Communications as Interstellar Commerce

12:53
I also mentioned the scenario that considers each star system as an intelligence, a civilization of its own. With a small amount of communication between them, but not much else. Cannot change the basic dynamic that Sol is Sol, and Tau Ceti is Tau Ceti. Won't change forever. Mass is where it is, and other than these meagre bits communicated, that's the field of play.

6:58pm 7/6/96
SF idea. What if when they had first constructed radio telescopes, they had observed the universe filled with intelligent life? Alternatively, what if when we construct bigger, more powerful telescopes, we see different signs of intelligent life. Obviously we have yet to be able to go out to meet them, and it is not clear how well we can communicate with them. Perhaps we would do so by our own transmissions. And that in receiving their signals we might know of their language, culture, and intentions.

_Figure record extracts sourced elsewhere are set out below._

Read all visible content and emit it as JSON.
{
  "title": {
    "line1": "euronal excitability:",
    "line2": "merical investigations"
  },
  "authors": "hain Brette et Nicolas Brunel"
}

This, while neither civilization had the capability of exchanging mass! Only information. Computer programs? Certainly inventions, music, and other intellectual property.

3:00pm 12/5/97
One area that was not well explored - transporters. He claims they are just in the conjecture stage. Wrong. I can send a piece of paper across the continent at near the speed of light. Well, not the paper, but the words written on it. I really think that if we had a base on AlphaCentauri, we could just modem software back and forth. Why ship matter?

And this forms the basis of one of my own, yet-unwritten SF stories. Given two technological star systems, neither of which have interstellar travel, they can have commerce based on the rules of intellectual property. Vast, high-bandwidth comm lasers connect the two systems, sending various news, entertainment, research, and technical innovations at light speed. Trading companies exist, with binding agreements between agents in each star system (Queedmr and Jones, TPkonatr and Hanson) much as existed in the days of sailing ships (re - Taipan).